As a society we wanted to insulate ourselves from the humdrum of daily life and the self-perceived shame of not being able to keep up with everyone else who seemed so prosperous, so we spent huge amounts of money we did not have in order to insulate ourselves from feelings of inadequacy. We turned a blind eye to the poor and struggling. We have used natural resources to make ourselves feel comfortable and privileged at the expense of the earth itself. And as the church universal, we by and large have not wanted to face the reality of issues such as divorce and the equality of women and offspring who might want to live their lives with someone of the same sex, so we set up boundaries beyond which the church would not look. At the same time the Jesus of the gospels is reminding us that closing our eyes to the difficult and demanding signs around us does not prevent the kingdom of God from coming in. Like a plant that blooms without our encouragement, or daybreak that shows up whether our headache-filled, light-sensitive selves want it or not, the kingdom is going to show up.
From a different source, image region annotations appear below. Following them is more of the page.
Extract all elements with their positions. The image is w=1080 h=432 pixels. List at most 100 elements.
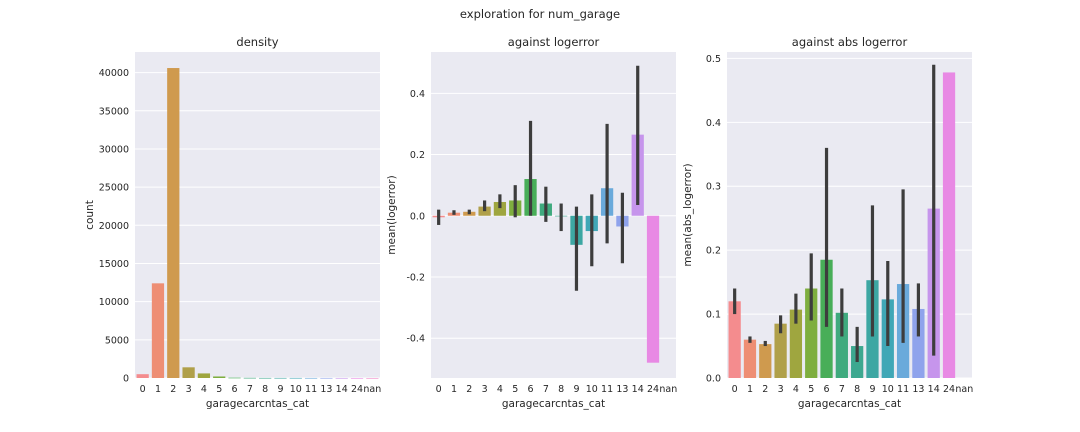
x-tick-label: 3 [778,384,784,395]
x-tick-label: 4 [201,384,207,395]
y-tick-label: -0.4 [406,334,425,345]
x-tick-label: 24 [943,384,955,395]
y-tick-label: 15000 [99,259,129,270]
x-tick-label: 1 [155,384,161,395]
bar [243,377,256,379]
x-tick-label: 7 [247,384,253,395]
bar [136,374,149,378]
x-tick-label: 7 [543,384,549,395]
x-tick-label: 2 [170,384,176,395]
y-axis-label: mean(abs_logerror) [682,163,694,266]
x-tick-label: 24 [351,384,363,395]
bar [912,308,925,378]
bar [366,378,379,379]
x-axis-label: garagecarcntas_cat [502,398,605,410]
bar [728,301,741,378]
y-tick-label: 0.4 [410,89,425,100]
x-tick-label: 6 [528,384,534,395]
x-axis-label: garagecarcntas_cat [798,398,901,410]
x-tick-label: 13 [320,384,332,395]
x-tick-label: 13 [616,384,628,395]
x-tick-label: 5 [808,384,814,395]
x-tick-label: 5 [216,384,222,395]
bar [789,309,803,378]
y-tick-label: 10000 [99,297,129,308]
bar [942,72,956,379]
x-tick-label: 1 [451,384,457,395]
y-tick-label: 0.0 [410,211,425,222]
x-tick-label: 2 [466,384,472,395]
x-axis-label: garagecarcntas_cat [206,398,309,410]
panel-title: against logerror [508,35,600,49]
x-tick-label: 0 [436,384,442,395]
y-tick-label: 0.4 [706,118,721,129]
x-tick-label: 14 [928,384,940,395]
y-tick-label: 0.2 [410,150,425,161]
x-tick-label: 10 [882,384,894,395]
y-axis-label: mean(logerror) [386,175,398,254]
y-tick-label: 0.3 [706,182,721,193]
x-tick-label: 5 [512,384,518,395]
x-tick-label: 14 [336,384,348,395]
y-tick-label: 0.2 [706,246,721,257]
x-tick-label: 10 [586,384,598,395]
x-tick-label: 3 [186,384,192,395]
x-tick-label: 14 [632,384,644,395]
bar [335,377,348,379]
bar [167,68,180,379]
x-tick-label: 6 [232,384,238,395]
y-tick-label: 20000 [99,221,129,232]
x-tick-label: 2 [762,384,768,395]
x-tick-label: 6 [824,384,830,395]
x-tick-label: nan [659,384,677,395]
panel-density: 0 5000 10000 15000 20000 25000 30000 35000 40000… [84,35,381,410]
panel-against-abs-logerror: 0.0 0.1 0.2 0.3 0.4 0.5 0 1 2 3 4 5 6 7 8 9 10 11 13 14 24 na… [682,35,973,410]
y-tick-label: 0 [123,374,129,385]
y-tick-label: 5000 [105,335,129,346]
x-tick-label: 9 [573,384,579,395]
bar [835,312,848,378]
figure-title: exploration for num_garage [460,7,620,21]
x-tick-label: 24 [647,384,659,395]
bar [646,215,660,363]
x-tick-label: 3 [482,384,488,395]
panel-title: against abs logerror [792,35,908,49]
x-tick-label: 13 [912,384,924,395]
x-tick-label: 9 [277,384,283,395]
bar [743,339,757,378]
panel-against-logerror: -0.4 -0.2 0.0 0.2 0.4 0 1 2 3 4 5 6 7 8 9 10 11 13 14 24 nan… [386,35,677,410]
x-tick-label: nan [363,384,381,395]
y-tick-label: -0.2 [406,272,425,283]
x-tick-label: 11 [897,384,909,395]
bar [350,377,364,379]
y-tick-label: 0.5 [706,54,721,65]
x-tick-label: 1 [747,384,753,395]
y-tick-label: 0.1 [706,310,721,321]
y-tick-label: 0.0 [706,374,721,385]
bar [774,323,787,378]
x-tick-label: 11 [305,384,317,395]
bar [213,376,226,378]
y-tick-label: 35000 [99,106,129,117]
x-tick-label: 0 [732,384,738,395]
y-axis-label: count [84,200,96,230]
bar [805,288,818,378]
y-tick-label: 40000 [99,68,129,79]
panel-title: density [236,35,278,49]
x-tick-label: 0 [140,384,146,395]
x-tick-label: 4 [793,384,799,395]
bar [304,377,318,379]
bar [182,367,195,378]
bar [228,377,241,379]
bar [151,283,165,378]
x-tick-label: 4 [497,384,503,395]
x-tick-label: 8 [558,384,564,395]
y-tick-label: 25000 [99,183,129,194]
x-tick-label: 9 [869,384,875,395]
bar [274,377,287,379]
bar [493,201,507,216]
bar [259,377,272,379]
x-tick-label: nan [955,384,973,395]
x-tick-label: 8 [262,384,268,395]
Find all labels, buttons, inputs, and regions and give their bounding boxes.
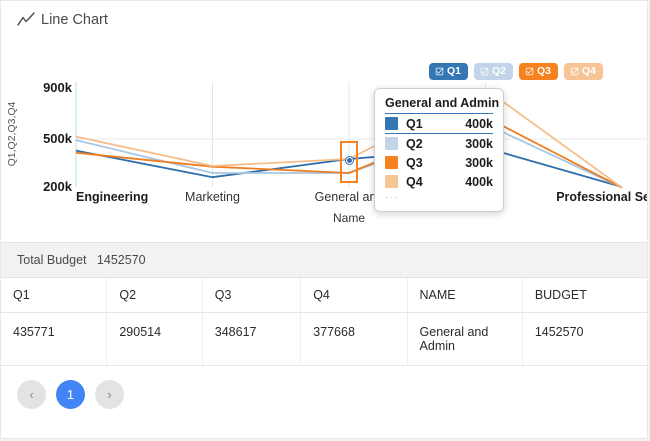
svg-text:Engineering: Engineering	[76, 190, 148, 204]
svg-text:200k: 200k	[43, 179, 73, 194]
svg-text:900k: 900k	[43, 80, 73, 95]
svg-text:Marketing: Marketing	[185, 190, 240, 204]
svg-text:Name: Name	[333, 211, 365, 225]
svg-text:500k: 500k	[43, 131, 73, 146]
svg-text:Professional Se: Professional Se	[556, 190, 648, 204]
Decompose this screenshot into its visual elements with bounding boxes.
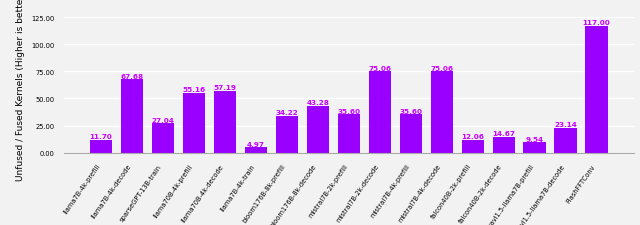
Text: 9.54: 9.54 bbox=[525, 136, 543, 142]
Bar bbox=[338, 115, 360, 153]
Bar bbox=[461, 140, 484, 153]
Bar bbox=[369, 72, 391, 153]
Text: 4.97: 4.97 bbox=[247, 141, 265, 147]
Text: 11.70: 11.70 bbox=[90, 134, 113, 140]
Bar bbox=[431, 72, 453, 153]
Bar bbox=[399, 115, 422, 153]
Text: 43.28: 43.28 bbox=[307, 100, 329, 106]
Bar bbox=[524, 143, 546, 153]
Bar bbox=[183, 93, 205, 153]
Bar bbox=[276, 116, 298, 153]
Text: 75.06: 75.06 bbox=[368, 65, 391, 71]
Text: 55.16: 55.16 bbox=[182, 87, 205, 93]
Text: 12.06: 12.06 bbox=[461, 133, 484, 140]
Text: 34.22: 34.22 bbox=[275, 110, 298, 115]
Bar bbox=[121, 80, 143, 153]
Text: 14.67: 14.67 bbox=[492, 131, 515, 137]
Y-axis label: Unfused / Fused Kernels (Higher is better): Unfused / Fused Kernels (Higher is bette… bbox=[17, 0, 26, 180]
Text: 35.60: 35.60 bbox=[399, 108, 422, 114]
Bar bbox=[244, 148, 267, 153]
Bar bbox=[586, 27, 608, 153]
Text: 35.60: 35.60 bbox=[337, 108, 360, 114]
Text: 23.14: 23.14 bbox=[554, 122, 577, 128]
Text: 27.04: 27.04 bbox=[152, 117, 174, 123]
Text: 75.06: 75.06 bbox=[430, 65, 453, 71]
Bar bbox=[307, 106, 329, 153]
Text: 57.19: 57.19 bbox=[213, 85, 236, 91]
Bar bbox=[90, 140, 112, 153]
Bar bbox=[214, 91, 236, 153]
Bar bbox=[554, 128, 577, 153]
Bar bbox=[493, 137, 515, 153]
Text: 117.00: 117.00 bbox=[582, 20, 611, 26]
Bar bbox=[152, 124, 174, 153]
Text: 67.68: 67.68 bbox=[120, 73, 143, 79]
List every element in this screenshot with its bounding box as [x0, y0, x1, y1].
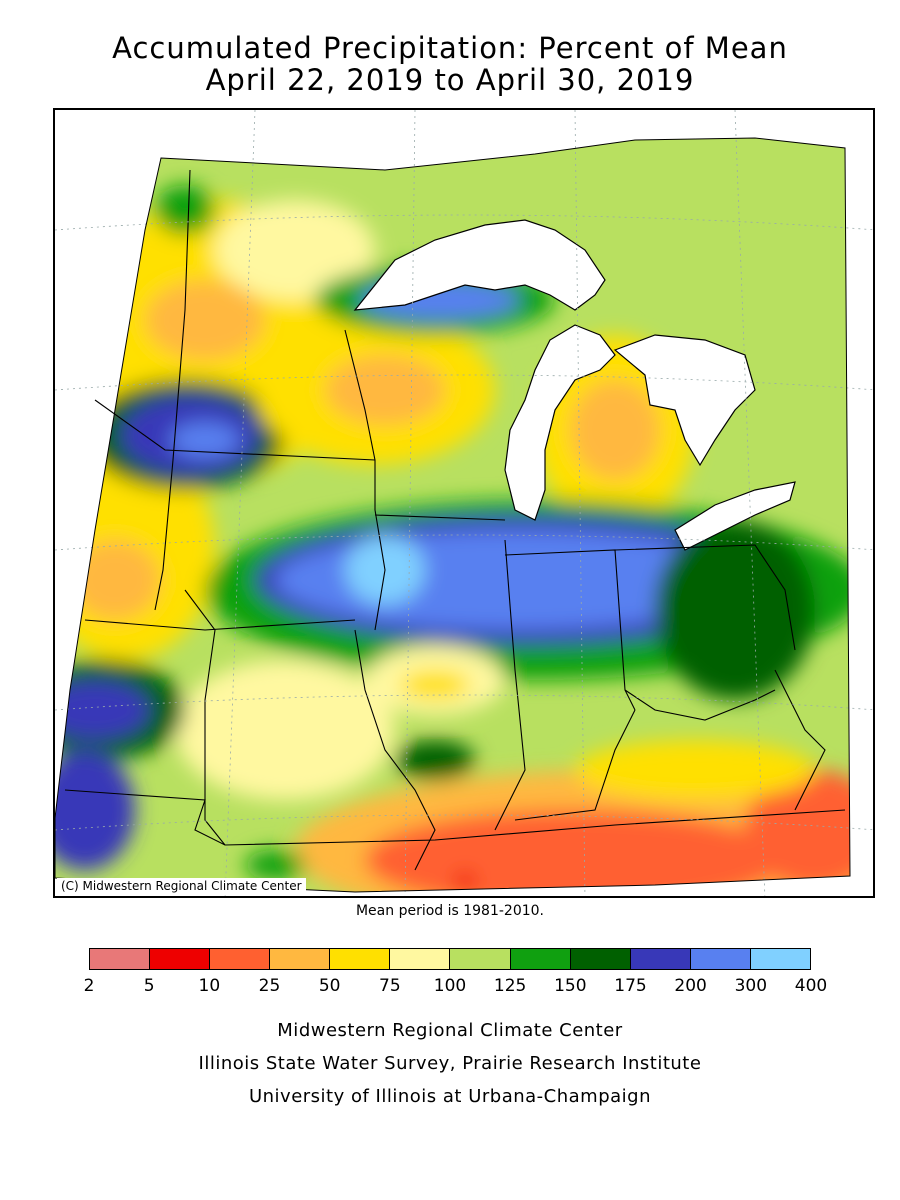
legend-tick-label: 400 — [794, 976, 828, 996]
legend-tick-label: 175 — [614, 976, 647, 996]
footer-line2: Illinois State Water Survey, Prairie Res… — [198, 1053, 702, 1074]
map-region-outline — [55, 137, 851, 893]
copyright-label: (C) Midwestern Regional Climate Center — [57, 878, 306, 894]
lake-erie — [674, 481, 796, 551]
map-title-line1: Accumulated Precipitation: Percent of Me… — [112, 31, 788, 65]
legend-tick-label: 125 — [493, 976, 527, 996]
legend-tick-label: 5 — [143, 976, 155, 996]
footer-line1: Midwestern Regional Climate Center — [277, 1020, 623, 1041]
legend-swatch — [150, 949, 211, 969]
lake-superior — [353, 219, 606, 311]
mean-period-note: Mean period is 1981-2010. — [355, 903, 545, 919]
precipitation-map — [55, 110, 873, 896]
footer-line3: University of Illinois at Urbana-Champai… — [248, 1086, 652, 1107]
legend-swatch — [90, 949, 151, 969]
legend-swatch — [210, 949, 271, 969]
legend-tick-label: 200 — [674, 976, 707, 996]
legend-swatch — [330, 949, 391, 969]
legend-swatch — [270, 949, 331, 969]
legend-swatch — [690, 949, 751, 969]
legend-tick-label: 25 — [258, 976, 281, 996]
legend-swatch — [630, 949, 691, 969]
state-boundaries — [64, 169, 846, 871]
legend-tick-label: 10 — [198, 976, 221, 996]
legend-tick-label: 75 — [379, 976, 401, 996]
legend-tick-label: 50 — [318, 976, 341, 996]
legend-tick-label: 2 — [83, 976, 95, 996]
legend-swatch — [750, 949, 810, 969]
map-title-line2: April 22, 2019 to April 30, 2019 — [205, 63, 695, 97]
legend-swatch — [450, 949, 511, 969]
legend-swatch — [570, 949, 631, 969]
great-lakes — [353, 219, 796, 551]
legend-tick-label: 100 — [433, 976, 467, 996]
lake-huron — [613, 334, 756, 467]
legend-swatch — [390, 949, 451, 969]
lake-michigan — [504, 324, 616, 521]
legend-swatch — [510, 949, 571, 969]
legend-tick-label: 300 — [734, 976, 768, 996]
map-frame: (C) Midwestern Regional Climate Center — [53, 108, 875, 898]
color-legend — [89, 948, 811, 970]
legend-tick-label: 150 — [554, 976, 587, 996]
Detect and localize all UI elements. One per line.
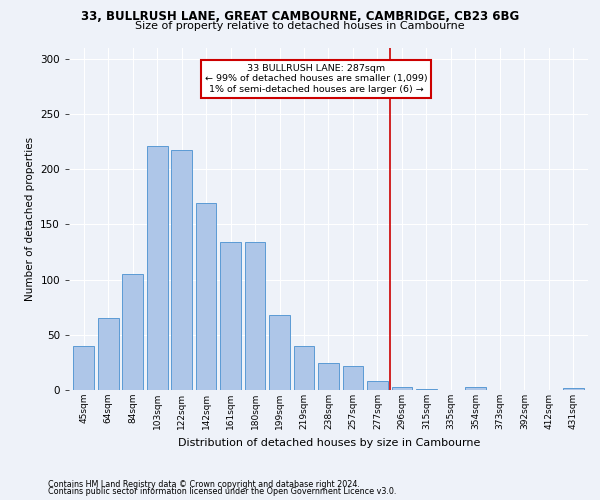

That ultimately turns out to be the good news this Advent. God in the form of the Christ is going to be among us whether we are ready or not, whether we want it or not, whether we can see the signs or not. If we want to see the power of God’s unconditional love, simply take a look at that which scares us the most, our own modern day equivalents of signs in the sky and the shaking of the very heavens of our own lives. There will be the Son of Man standing in judgment, not in judgment of others, but in judgment of us, giving us the example of how to die to that which is less than love and live again into that which is ultimate love. That is what the church, when it is at its best and when it sees clearly, calls us to do.

It is amazing where the Christ will be found. This Advent, don’t look toward the end of the world so much as in the quirky, sometimes frightening places in our own lives. How, for example, is the Christ in the political opponent, in the person we want our children to avoid on the street, in our own faces in the mirror when we have so little trust in our own worthiness? To see Christ in such places, indeed to wait in expectation that Christ will eventually be found in all such places, is to live into an Advent that focuses a lot more on Incarnation and a lot less on what I hear so much of these days, that we are getting ready for a Christmas that “is for children.” Banish that thought these next four weeks. Banish safety and the banal.

Instead, look for something unfamiliar, uncomforting, unusual. Look for something that is scary. Then wait for the risen Christ to appear in it midst, coming with power, as Jesus tells us. Wait for the kingdom of God to become real in whatever places we find ourselves. When it does arrive, we will understand that God will not be stopped or trumped by any human invention. And when we know that, we’ll finally understand what the good news really means. Amen.